I would like to limit the maximum execution time of a kernel.
Initially I thought of exploiting the TDR mechanism in Windows, but then I discovered that when the TDR kicks in my entire application gets killed (not only the kernel).
I would like my application to continue regularly after the kernel “fail” with the awareness of the failed GPU execution attempt.
I tried something like this (GTX 560Ti, Windows 7 64 bit, TDR=4seconds)
mykernel<<<block_count, thread_count>>(arg0, arg1);
Sleep(2000); //I want my kernel to execute for at most 2 seconds
cudaMemcpy(...); //Copy partial results back to host memory
cudaDeviceReset(); //Kill the kernel?
But this doesn’t work. It seems that on cudaDeviceReset the application hangs and then it gets killed by TDR.
While this does not protect (fully) against runaway kernel threads, you can place a flag in device memory that kernel threads test either when beginning to run or even periodically. If your GPU supports concurrent copy and execute, you can then set it from the host to abort the kernel without producing an error condition, and potentially also saving the work that has already been done.
If you want to make this solution a bit more robust against runaway threads, a thread that has detected the flag to be set can execute [font=“Courier New”]asm volatile(“trap;”);[/font] to abort all other threads as well.

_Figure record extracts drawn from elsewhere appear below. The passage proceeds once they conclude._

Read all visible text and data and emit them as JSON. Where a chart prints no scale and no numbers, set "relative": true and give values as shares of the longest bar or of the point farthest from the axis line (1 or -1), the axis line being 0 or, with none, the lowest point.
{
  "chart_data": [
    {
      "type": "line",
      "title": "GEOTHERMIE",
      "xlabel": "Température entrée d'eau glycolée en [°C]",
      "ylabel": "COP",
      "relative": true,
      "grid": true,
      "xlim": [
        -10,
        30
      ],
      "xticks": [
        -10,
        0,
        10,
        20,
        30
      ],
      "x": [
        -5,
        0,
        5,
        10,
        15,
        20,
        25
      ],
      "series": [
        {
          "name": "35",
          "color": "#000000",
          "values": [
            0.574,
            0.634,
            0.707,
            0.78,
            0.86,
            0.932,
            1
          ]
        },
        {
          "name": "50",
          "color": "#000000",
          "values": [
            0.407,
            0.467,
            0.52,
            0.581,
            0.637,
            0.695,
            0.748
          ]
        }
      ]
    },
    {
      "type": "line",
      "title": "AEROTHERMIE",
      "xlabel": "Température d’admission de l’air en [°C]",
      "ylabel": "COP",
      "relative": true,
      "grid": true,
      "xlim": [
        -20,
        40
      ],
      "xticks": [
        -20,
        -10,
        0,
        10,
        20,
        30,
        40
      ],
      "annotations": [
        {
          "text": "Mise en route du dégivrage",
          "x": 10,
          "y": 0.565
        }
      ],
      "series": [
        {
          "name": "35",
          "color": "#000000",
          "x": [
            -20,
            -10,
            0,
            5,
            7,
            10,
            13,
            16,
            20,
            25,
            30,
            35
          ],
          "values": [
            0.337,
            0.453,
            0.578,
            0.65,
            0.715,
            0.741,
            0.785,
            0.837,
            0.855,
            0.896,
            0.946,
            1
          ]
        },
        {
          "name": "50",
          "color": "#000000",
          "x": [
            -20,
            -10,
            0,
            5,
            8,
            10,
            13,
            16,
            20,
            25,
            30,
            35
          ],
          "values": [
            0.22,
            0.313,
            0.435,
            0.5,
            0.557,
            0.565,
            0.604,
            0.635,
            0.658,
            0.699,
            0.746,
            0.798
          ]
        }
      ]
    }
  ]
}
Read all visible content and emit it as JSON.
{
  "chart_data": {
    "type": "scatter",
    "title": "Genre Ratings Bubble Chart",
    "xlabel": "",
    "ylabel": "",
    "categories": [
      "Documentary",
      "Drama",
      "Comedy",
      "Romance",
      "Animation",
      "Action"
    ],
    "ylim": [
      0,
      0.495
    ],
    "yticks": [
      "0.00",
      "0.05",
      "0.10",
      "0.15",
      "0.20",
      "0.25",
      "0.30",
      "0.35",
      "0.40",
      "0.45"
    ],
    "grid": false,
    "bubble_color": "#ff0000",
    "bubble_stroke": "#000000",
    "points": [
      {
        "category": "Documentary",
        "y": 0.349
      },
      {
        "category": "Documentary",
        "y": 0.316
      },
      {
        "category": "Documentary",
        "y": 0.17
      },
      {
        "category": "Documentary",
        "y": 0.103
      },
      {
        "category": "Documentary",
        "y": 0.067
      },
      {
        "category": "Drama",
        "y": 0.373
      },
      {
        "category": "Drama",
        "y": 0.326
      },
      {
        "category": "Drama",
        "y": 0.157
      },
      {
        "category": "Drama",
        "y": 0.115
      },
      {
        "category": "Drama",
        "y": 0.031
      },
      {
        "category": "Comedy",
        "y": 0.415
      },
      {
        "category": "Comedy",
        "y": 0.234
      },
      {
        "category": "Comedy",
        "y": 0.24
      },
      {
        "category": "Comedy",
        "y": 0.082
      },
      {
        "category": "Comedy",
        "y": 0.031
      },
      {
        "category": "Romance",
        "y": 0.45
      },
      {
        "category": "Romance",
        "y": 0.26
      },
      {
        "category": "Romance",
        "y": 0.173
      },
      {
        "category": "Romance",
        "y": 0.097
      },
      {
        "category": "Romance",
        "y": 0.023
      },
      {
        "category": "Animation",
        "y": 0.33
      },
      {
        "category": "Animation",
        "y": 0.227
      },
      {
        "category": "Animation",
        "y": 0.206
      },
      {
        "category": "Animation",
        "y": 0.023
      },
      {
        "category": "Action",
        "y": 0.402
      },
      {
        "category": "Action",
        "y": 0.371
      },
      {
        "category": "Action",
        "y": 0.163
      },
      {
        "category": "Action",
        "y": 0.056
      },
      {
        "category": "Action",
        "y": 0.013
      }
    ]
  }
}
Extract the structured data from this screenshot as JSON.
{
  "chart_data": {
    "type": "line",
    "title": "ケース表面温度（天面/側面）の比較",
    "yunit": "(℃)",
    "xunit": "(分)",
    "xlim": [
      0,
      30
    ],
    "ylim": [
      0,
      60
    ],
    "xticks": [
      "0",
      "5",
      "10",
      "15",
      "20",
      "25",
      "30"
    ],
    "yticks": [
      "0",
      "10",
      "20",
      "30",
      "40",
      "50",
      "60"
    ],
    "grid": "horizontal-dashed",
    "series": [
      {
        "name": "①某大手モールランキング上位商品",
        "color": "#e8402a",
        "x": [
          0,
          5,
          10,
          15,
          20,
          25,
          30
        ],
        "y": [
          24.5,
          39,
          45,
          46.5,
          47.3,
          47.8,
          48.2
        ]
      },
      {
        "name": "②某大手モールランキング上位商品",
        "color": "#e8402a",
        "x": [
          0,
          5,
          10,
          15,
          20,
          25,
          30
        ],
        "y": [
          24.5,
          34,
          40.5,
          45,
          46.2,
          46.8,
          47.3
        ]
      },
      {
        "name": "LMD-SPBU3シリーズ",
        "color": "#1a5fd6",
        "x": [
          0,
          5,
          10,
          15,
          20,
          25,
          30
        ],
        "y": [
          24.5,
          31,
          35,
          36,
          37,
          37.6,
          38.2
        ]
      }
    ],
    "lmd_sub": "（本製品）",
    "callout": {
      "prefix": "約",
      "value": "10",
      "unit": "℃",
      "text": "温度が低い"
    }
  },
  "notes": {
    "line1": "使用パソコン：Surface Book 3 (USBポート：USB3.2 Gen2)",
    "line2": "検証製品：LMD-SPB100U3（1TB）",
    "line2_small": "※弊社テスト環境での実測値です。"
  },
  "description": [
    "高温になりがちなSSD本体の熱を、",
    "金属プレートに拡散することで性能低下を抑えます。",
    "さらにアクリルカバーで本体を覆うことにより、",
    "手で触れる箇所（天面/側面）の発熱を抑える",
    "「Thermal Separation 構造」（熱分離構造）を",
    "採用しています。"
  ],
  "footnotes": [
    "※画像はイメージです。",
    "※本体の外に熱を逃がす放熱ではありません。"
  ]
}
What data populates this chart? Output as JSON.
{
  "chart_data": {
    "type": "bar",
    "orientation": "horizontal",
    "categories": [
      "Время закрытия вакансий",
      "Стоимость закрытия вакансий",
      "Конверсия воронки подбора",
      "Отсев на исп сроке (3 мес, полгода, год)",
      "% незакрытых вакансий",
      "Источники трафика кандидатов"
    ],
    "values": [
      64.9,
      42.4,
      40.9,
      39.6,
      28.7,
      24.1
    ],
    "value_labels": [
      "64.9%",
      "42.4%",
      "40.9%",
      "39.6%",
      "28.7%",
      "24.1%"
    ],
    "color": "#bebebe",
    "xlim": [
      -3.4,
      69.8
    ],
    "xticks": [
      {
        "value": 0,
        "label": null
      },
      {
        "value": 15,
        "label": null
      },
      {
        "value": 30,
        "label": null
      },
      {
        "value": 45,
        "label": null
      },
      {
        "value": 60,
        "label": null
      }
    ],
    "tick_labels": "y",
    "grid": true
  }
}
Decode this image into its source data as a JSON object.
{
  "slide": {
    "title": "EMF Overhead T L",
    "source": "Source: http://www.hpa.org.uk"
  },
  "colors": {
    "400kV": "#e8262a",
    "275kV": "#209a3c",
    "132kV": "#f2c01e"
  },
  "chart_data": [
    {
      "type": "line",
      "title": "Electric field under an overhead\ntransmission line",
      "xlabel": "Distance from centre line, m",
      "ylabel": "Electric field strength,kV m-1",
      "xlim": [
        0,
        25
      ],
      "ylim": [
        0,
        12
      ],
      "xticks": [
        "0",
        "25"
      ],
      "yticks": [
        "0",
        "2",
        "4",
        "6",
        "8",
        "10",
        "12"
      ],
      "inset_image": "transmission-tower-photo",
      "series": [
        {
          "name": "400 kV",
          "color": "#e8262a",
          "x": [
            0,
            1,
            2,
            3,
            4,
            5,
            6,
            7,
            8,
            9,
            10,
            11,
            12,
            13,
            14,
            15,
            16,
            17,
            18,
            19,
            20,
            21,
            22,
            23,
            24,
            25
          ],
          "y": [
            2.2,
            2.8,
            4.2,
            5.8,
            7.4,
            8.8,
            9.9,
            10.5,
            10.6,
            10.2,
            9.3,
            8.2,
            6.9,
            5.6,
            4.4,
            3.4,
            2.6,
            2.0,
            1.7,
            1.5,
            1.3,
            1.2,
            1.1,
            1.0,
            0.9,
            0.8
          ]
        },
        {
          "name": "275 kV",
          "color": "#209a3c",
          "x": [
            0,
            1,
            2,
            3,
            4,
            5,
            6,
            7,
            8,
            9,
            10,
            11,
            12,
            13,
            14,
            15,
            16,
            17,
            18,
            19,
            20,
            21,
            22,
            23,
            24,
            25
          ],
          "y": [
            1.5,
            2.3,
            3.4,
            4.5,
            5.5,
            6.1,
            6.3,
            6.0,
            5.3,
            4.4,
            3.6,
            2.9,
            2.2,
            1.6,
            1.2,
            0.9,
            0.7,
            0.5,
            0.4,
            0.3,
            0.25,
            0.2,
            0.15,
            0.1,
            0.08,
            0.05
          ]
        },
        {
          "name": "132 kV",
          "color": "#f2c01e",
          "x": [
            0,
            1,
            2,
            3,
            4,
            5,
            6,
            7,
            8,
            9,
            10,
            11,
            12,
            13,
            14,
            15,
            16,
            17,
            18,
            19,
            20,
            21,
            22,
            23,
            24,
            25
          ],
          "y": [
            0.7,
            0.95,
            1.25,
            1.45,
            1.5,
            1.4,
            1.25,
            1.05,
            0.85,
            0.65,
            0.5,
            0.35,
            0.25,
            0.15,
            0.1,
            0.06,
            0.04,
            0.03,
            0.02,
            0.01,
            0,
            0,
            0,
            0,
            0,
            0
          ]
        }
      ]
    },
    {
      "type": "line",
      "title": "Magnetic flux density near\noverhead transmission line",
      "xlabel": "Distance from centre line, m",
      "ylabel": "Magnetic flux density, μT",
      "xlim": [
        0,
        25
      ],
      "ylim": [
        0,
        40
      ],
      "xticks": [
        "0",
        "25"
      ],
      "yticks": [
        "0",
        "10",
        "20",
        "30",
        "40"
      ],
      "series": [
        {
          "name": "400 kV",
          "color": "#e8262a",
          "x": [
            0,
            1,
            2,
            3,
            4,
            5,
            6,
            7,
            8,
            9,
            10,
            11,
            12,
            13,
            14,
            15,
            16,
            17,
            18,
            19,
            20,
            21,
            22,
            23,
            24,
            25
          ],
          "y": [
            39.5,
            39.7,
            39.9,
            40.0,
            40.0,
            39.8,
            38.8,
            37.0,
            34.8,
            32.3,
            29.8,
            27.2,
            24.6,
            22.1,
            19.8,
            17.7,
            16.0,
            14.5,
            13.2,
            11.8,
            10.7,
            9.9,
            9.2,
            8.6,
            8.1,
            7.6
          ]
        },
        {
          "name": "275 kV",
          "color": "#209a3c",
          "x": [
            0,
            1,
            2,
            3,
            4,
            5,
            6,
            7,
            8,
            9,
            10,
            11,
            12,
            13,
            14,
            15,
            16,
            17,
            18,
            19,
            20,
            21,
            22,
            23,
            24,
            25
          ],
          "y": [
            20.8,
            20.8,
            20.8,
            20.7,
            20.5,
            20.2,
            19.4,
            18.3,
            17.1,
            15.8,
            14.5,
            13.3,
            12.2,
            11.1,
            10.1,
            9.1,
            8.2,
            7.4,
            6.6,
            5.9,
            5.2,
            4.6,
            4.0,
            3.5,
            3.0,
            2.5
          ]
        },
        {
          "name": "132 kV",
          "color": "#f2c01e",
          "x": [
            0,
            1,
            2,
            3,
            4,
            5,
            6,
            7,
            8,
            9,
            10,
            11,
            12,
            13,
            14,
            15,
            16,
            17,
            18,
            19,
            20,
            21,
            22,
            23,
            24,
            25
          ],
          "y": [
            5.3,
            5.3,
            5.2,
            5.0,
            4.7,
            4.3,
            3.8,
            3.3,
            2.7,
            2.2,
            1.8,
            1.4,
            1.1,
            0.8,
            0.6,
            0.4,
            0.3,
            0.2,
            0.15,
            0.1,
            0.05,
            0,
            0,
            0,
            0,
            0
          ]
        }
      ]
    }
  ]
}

Another strategy to protect against runaway threads would be to have each thread check [font=“Courier New”]clock64()[/font] regularly and abort if the difference to the starting time of the threads gets too large. Keep in mind though that [font=“Courier New”]clock()[/font] and [font=“Courier New”]clock64()[/font] are not guaranteed to be consistent between different threads.
In you original approach, what are the arguments to the cudaMemcpy() call - do you put it on a different stream than the kernel? Otherwise it will have to wait for the kernel to finish, which it (by definition) doesn’t in the runaway case.
The “asm trap” problem is not really a issue because I always run one kernel at a time.
Now that you mention it, the “trap;” instruction will kill just the calling kernel or every kernel currently running on the device?
EDIT: I made a “killer kernel” which simply executes a trap instruction. When I concurrently launch this kernel all the kernel currently executing gets killed. However, after the trap instruction CUDA doesn’t work anymore, even after a cudaDeviceReset. Any ideas?
EDIT: Actually the device still works after the cudaDeviceReset(). It is just that I had to call cudaGetLastError() to reset the error flag…Now, I fixed part of my problem (the killing the wild kernel), but now after the cudaDeviceReset my partial results are gone. Any idea how to circumvent the problem?